Doctors need to clamp down on an army of cyberchondriac patients who self-diagnose from online searches, the country’s leading GP has urged.
Professor Helen Stokes-Lampard, chair of the Royal College of GPs, said many are adamant they have an illness after consulting Google with their symptoms.
Experts have previously warned such patients are putting the cash-strapped NHS under increasing strain by overrunning GP surgeries and turning up to A&E.
In an interview with Pulse magazine, Professor Stokes-Lampard said: ‘Dr Google enters 80 per cent of consultations that I have now.
Professor Helen Stokes-Lampard, chair of the Royal College of GPs, said many patients are adamant they have an illness after consulting Google with their symptoms
‘I feel we need to raise that particularly with patients… and we have to work with it and we have to be bold and that’s a challenge for all of us I think.’
Her comments at a fringe event at the Conservative Party Conference come after amid warnings the problem of self-diagnosis is becoming ‘remarkably common’.
Dr Barbara Barrett, a senior lecturer in health economics at King’s College London, last month said one in five people suffer from health anxiety.
She warned many visit hospitals with exaggerated concerns after researching their condition via ‘Dr Google’ or reading about a celebrity’s health problems.
PUTTING THE NHS UNDER STRAIN
Patients who fear the worst after self-diagnosing over the internet could be putting the NHS under increasing strain, leading doctors warned last January.

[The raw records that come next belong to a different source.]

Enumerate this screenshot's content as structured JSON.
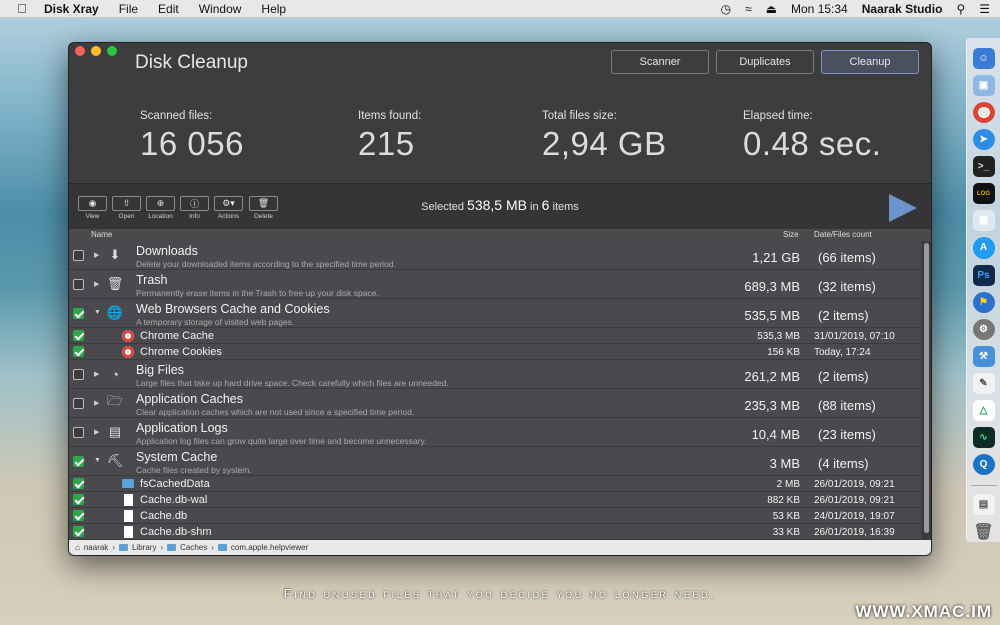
{
  "menubar": {
    "app": "Disk Xray",
    "menus": [
      "File",
      "Edit",
      "Window",
      "Help"
    ],
    "clock": "Mon 15:34",
    "user": "Naarak Studio"
  },
  "window": {
    "title": "Disk Cleanup",
    "tabs": [
      "Scanner",
      "Duplicates",
      "Cleanup"
    ],
    "active_tab": "Cleanup"
  },
  "stats": [
    {
      "label": "Scanned files:",
      "value": "16 056"
    },
    {
      "label": "Items found:",
      "value": "215"
    },
    {
      "label": "Total files size:",
      "value": "2,94 GB"
    },
    {
      "label": "Elapsed time:",
      "value": "0.48 sec."
    }
  ],
  "toolbar": {
    "buttons": [
      "View",
      "Open",
      "Location",
      "Info",
      "Actions",
      "Delete"
    ],
    "selected_prefix": "Selected",
    "selected_size": "538,5 MB",
    "selected_in": "in",
    "selected_count": "6",
    "selected_suffix": "items"
  },
  "columns": {
    "name": "Name",
    "size": "Size",
    "date": "Date/Files count"
  },
  "groups": [
    {
      "name": "Downloads",
      "desc": "Delete your downloaded items according to the specified time period.",
      "size": "1,21 GB",
      "count": "(66 items)",
      "checked": false,
      "expanded": false,
      "icon": "download-icon"
    },
    {
      "name": "Trash",
      "desc": "Permanently erase items in the Trash to free up your disk space.",
      "size": "689,3 MB",
      "count": "(32 items)",
      "checked": false,
      "expanded": false,
      "icon": "trash-icon"
    },
    {
      "name": "Web Browsers Cache and Cookies",
      "desc": "A temporary storage of visited web pages.",
      "size": "535,5 MB",
      "count": "(2 items)",
      "checked": true,
      "expanded": true,
      "icon": "globe-icon"
    },
    {
      "name": "Big Files",
      "desc": "Large files that take up hard drive space. Check carefully which files are unneeded.",
      "size": "261,2 MB",
      "count": "(2 items)",
      "checked": false,
      "expanded": false,
      "icon": "pie-chart-icon"
    },
    {
      "name": "Application Caches",
      "desc": "Clear application caches which are not used since a specified time period.",
      "size": "235,3 MB",
      "count": "(88 items)",
      "checked": false,
      "expanded": false,
      "icon": "folder-icon"
    },
    {
      "name": "Application Logs",
      "desc": "Application log files can grow quite large over time and become unnecessary.",
      "size": "10,4 MB",
      "count": "(23 items)",
      "checked": false,
      "expanded": false,
      "icon": "scroll-icon"
    },
    {
      "name": "System Cache",
      "desc": "Cache files created by system.",
      "size": "3 MB",
      "count": "(4 items)",
      "checked": true,
      "expanded": true,
      "icon": "system-cache-icon"
    }
  ],
  "web_items": [
    {
      "name": "Chrome Cache",
      "size": "535,3 MB",
      "date": "31/01/2019, 07:10"
    },
    {
      "name": "Chrome Cookies",
      "size": "156 KB",
      "date": "Today, 17:24"
    }
  ],
  "system_items": [
    {
      "name": "fsCachedData",
      "size": "2 MB",
      "date": "26/01/2019, 09:21",
      "kind": "folder"
    },
    {
      "name": "Cache.db-wal",
      "size": "882 KB",
      "date": "26/01/2019, 09:21",
      "kind": "file"
    },
    {
      "name": "Cache.db",
      "size": "53 KB",
      "date": "24/01/2019, 19:07",
      "kind": "file"
    },
    {
      "name": "Cache.db-shm",
      "size": "33 KB",
      "date": "26/01/2019, 16:39",
      "kind": "file"
    }
  ],
  "path": [
    "naarak",
    "Library",
    "Caches",
    "com.apple.helpviewer"
  ],
  "caption": "Find unused files that you decide you no longer need.",
  "watermark": "WWW.XMAC.IM",
  "colors": {
    "accent": "#6d94c9",
    "check": "#2ea64a",
    "window_bg": "#3f3f42"
  }
}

An army of ‘cyberchondriacs’ searching for diseases that fit their symptoms are overrunning GP surgeries and A&E departments when they come across worrying results.
Research from a medical helpline estimates that the number of people in the UK using internet searches to diagnose themselves each month has gone up by 60 per cent to 16million.
The study came after NHS bosses warned people on Boxing Day to stay away from Accident and Emergency wards unless necessary.
Evidence to the contrary
Many often believe their condition is far more severe than it really is, ‘despite all medical evidence to the contrary’, Dr Barrett warned.
A Royal Pharmaceutical Society survey in last November found slightly more than half of adults self-diagnose when they are under the weather.
While a YouGov poll of 2,000 British adults recently made similar findings, with 47 per cent admitting to assessing themselves on Google.
Don’t use Google, experts say
Researchers at the Hong Kong University of Science warned of the dangers of using Google to diagnose illnesses in 2012.
They reiterated how rigorously trained doctors are likely to give a more accurate diagnosis than the average web user seeking answers from the internet.
Those seeking a diagnosis on Google can also interpret symptoms based on their mindset, with some believing their condition to be worse than it is.
And an analysis of Google searches in 2014 revealed searches for British health-related terms had jumped 13.5 per cent in six years.